Su esposo se preguntó si había asistencia financiera para propietarios de casa con agua de pozo contaminado para comprar sistemas de filtración.
“He estado preguntado”, dijo él. “¿Hay programas para personas como nosotros? Nadie aquí parece saber”.
El Departamento Estatal de Ecología tenía una hoja para inscribir a personas de bajo ingresos a recibir asistencia para examinar el agua por bacteria. Un programa similar para nitratos está bajo discusión.
Aunque examinar el agua era la meta principal en el taller, algunos residentes querían saber si el entero ‘aquifer’(nivel bajo tierra) está contaminado, lo cual haría excavar más hondo un método ineficaz; sin mencionar una solución cara.
Más monitoreo de agua bajo tierra tendría que hacerse para asegurar la salud de tanto ‘aquifers’ hondos como poco profundos, dijeron los oficiales. Por lo menos una persona sugirió que eso debería haberse hecho hace mucho tiempo.
“Voy hacer un poco argumentativa aquí”, dijo Helen Reddout, dueña de un huerto en Granger y presidenta de la Restauración del Ambiente de la Comunidad (Community for Restoration of the Environment (CARE.)
“Tenemos estudios desde 1972. Las agencias han sabido los peligros. ¿Por qué no estamos hablando de acción?”
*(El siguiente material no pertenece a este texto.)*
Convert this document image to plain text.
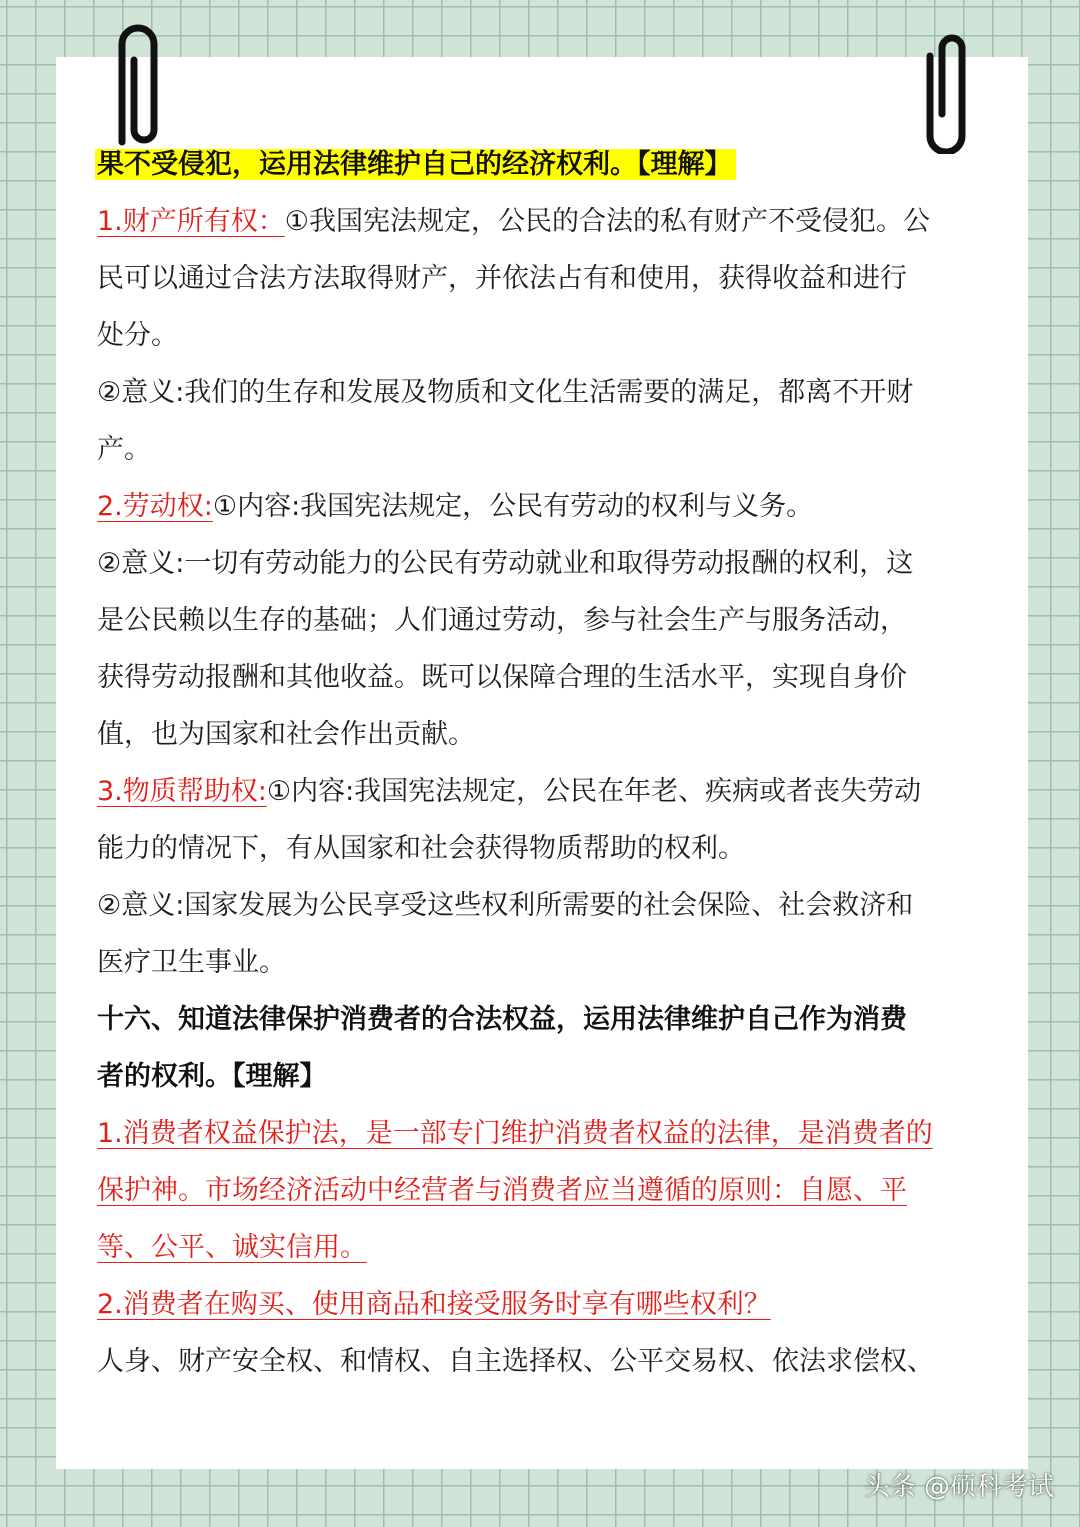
果不受侵犯，运用法律维护自己的经济权利。【理解】
1.财产所有权：①我国宪法规定，公民的合法的私有财产不受侵犯。公
民可以通过合法方法取得财产，并依法占有和使用，获得收益和进行
处分。
②意义:我们的生存和发展及物质和文化生活需要的满足，都离不开财
产。
2.劳动权:①内容:我国宪法规定，公民有劳动的权利与义务。
②意义:一切有劳动能力的公民有劳动就业和取得劳动报酬的权利，这
是公民赖以生存的基础；人们通过劳动，参与社会生产与服务活动，
获得劳动报酬和其他收益。既可以保障合理的生活水平，实现自身价
值，也为国家和社会作出贡献。
3.物质帮助权:①内容:我国宪法规定，公民在年老、疾病或者丧失劳动
能力的情况下，有从国家和社会获得物质帮助的权利。
②意义:国家发展为公民享受这些权利所需要的社会保险、社会救济和
医疗卫生事业。
十六、知道法律保护消费者的合法权益，运用法律维护自己作为消费
者的权利。【理解】
1.消费者权益保护法，是一部专门维护消费者权益的法律，是消费者的
保护神。市场经济活动中经营者与消费者应当遵循的原则：自愿、平
等、公平、诚实信用。
2.消费者在购买、使用商品和接受服务时享有哪些权利？
人身、财产安全权、和情权、自主选择权、公平交易权、依法求偿权、
头条 @硕科考试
Ginny Stern, una hidrogeóloga con el Departamento de Salud, dijo que el problema no está limitado a pozos de poca profundidad. La definición de poca profundidad varía de 125 a 300 pies de hondo.
Stern también reconoció que la respuesta del gobierno a la contaminación de agua bajo tierra – la cual fue confirmada por lo menos hace una década – ha sido lenta.
“Esperamos que esto sea el inicio de un diferente nivel de respuesta”, dijo Stern.
Agencias locales, estatales, federales de tribales empezaron a reunirse sobre el tema de la contaminación bajo tierra en Diciembre, debido a una serie de notas que fueron publicadas en otoño por el Yakima Herald-Republic, diario hermano de El Sol.
La serie “Hidden Wells, Dirty Water” – encontró que el problema había sido ignorado por años, dejando a miles de residentes, la mayoría latinos de bajo ingresos vulnerables a los peligros de salud potenciales al tomar agua contaminada.
Las agencias, llevando la delantera la Agencia de Protección Ambiental, están considerando una variedad de propuestas, cómo identificar la fuente de la polución o contaminación a fuerte cumplimiento de crear un sistema de agua.
Un reporte final con recomendaciones y prioridades podrían estar listos para el mes que viene.